It’s Halloween, and here in the U.S., we’re in the middle of election season. This is the scariest time of the year for sure. I’m going to use this chance to think about why we humans like to be scared, yet we let fear make our lives so hard.
We’re a species that wants and fears change. Let’s look at what fear is and why we love and hate it so much.
The Psychology of Fear: How Fear Drives Us and What We Can Do About It
I used to walk to school by myself when I was a young boy. This was a great time to get some exercise and get lost in my thoughts. I was one of those kids who loved to explore their own minds.
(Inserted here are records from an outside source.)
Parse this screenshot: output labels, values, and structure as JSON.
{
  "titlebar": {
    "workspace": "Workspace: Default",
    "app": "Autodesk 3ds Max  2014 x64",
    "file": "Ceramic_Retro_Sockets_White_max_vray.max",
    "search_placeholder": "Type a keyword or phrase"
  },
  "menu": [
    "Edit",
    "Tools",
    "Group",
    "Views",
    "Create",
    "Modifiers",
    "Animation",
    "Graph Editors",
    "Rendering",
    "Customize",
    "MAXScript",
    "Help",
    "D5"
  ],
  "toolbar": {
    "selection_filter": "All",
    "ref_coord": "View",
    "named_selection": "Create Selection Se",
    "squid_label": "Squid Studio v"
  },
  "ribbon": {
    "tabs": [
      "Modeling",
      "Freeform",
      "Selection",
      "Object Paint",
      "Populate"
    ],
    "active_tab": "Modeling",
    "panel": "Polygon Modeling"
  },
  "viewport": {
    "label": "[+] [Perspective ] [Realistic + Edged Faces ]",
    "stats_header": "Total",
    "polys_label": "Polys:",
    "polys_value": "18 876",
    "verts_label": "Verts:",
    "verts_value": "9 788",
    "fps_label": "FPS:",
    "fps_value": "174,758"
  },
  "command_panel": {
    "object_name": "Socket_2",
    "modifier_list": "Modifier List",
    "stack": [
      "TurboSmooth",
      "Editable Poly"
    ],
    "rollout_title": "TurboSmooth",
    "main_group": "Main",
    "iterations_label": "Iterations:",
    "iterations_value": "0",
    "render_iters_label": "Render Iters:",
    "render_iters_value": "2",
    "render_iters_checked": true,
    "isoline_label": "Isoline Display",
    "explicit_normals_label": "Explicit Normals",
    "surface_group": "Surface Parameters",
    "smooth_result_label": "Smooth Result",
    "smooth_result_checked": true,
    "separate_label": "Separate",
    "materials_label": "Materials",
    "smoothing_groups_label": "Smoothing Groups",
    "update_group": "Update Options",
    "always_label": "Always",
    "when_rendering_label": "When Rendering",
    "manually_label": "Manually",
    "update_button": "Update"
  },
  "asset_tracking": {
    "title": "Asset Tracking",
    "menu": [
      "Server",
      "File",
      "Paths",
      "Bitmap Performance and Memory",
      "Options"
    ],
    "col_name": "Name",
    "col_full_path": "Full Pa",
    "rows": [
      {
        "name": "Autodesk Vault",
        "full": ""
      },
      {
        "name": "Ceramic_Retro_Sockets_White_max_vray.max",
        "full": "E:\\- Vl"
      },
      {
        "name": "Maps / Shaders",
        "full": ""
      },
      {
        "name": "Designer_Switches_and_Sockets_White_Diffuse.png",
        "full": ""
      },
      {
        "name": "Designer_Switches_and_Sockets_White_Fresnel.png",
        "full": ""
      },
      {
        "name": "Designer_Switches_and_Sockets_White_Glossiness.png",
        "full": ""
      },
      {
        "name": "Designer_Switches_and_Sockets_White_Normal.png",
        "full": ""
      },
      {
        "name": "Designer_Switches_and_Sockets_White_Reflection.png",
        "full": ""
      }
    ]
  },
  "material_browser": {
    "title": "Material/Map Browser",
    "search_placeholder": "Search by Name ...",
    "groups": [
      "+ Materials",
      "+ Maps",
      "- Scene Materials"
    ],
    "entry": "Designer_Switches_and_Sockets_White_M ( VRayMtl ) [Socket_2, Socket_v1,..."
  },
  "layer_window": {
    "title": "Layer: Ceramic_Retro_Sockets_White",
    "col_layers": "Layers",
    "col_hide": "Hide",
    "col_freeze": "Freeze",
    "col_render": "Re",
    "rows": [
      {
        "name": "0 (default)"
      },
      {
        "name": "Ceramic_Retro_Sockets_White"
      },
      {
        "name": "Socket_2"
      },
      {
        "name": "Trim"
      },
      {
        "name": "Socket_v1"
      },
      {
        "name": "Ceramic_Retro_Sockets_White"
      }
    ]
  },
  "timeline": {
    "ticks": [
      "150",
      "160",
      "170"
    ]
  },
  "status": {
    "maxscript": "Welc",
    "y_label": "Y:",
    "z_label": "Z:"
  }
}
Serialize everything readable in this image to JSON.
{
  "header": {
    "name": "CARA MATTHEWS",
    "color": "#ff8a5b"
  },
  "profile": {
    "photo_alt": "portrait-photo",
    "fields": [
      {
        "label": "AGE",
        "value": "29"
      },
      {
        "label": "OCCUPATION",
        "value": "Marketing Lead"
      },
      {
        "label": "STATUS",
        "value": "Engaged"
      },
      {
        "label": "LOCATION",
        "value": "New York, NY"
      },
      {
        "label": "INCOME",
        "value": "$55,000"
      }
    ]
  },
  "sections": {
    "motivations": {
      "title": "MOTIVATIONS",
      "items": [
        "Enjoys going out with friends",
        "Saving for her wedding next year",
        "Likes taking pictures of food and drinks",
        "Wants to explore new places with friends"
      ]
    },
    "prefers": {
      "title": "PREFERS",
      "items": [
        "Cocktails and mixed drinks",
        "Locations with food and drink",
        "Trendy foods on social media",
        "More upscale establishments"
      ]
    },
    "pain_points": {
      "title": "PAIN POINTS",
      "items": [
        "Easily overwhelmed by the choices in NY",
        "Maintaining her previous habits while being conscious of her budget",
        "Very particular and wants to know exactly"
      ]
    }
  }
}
On my way to school one morning, a dog barked at me as I passed by an enormous gate. The animal was loud, but I never saw it. I instinctively crossed the sidewalk and ran into the street to get away from the horrible barking. I ran into an enormous truck that was coming around the corner at the same time I was getting away from to the monster canine.
I ended up with just a mild concussion, but other than that, I wasn’t hurt. My parents watched me closely for the rest of the day after leaving the hospital.
Later, I discovered that the animal in question was only about the size of a toaster. He did a great job of scaring the crap out of everyone because they couldn’t see behind the large fence. That creature kept people at bay with stealth, surprise, and fear.
Fear — What is it?
Fear is a complicated feeling that can stop you in your tracks or get you going a mile a minute. It’s often marked by a feeling of worry or dread before something happens.
But fear isn’t just a feeling; it’s an action that causes our brains to release chemicals like adrenaline and cortisol. Chemicals like these can make us feel tense, worried, and scared.
The best way to deal with fear is to figure out where it comes from so you can handle it better. Many people who work in high-stress or dangerous jobs develop strategies for handling fear in order to get the job done.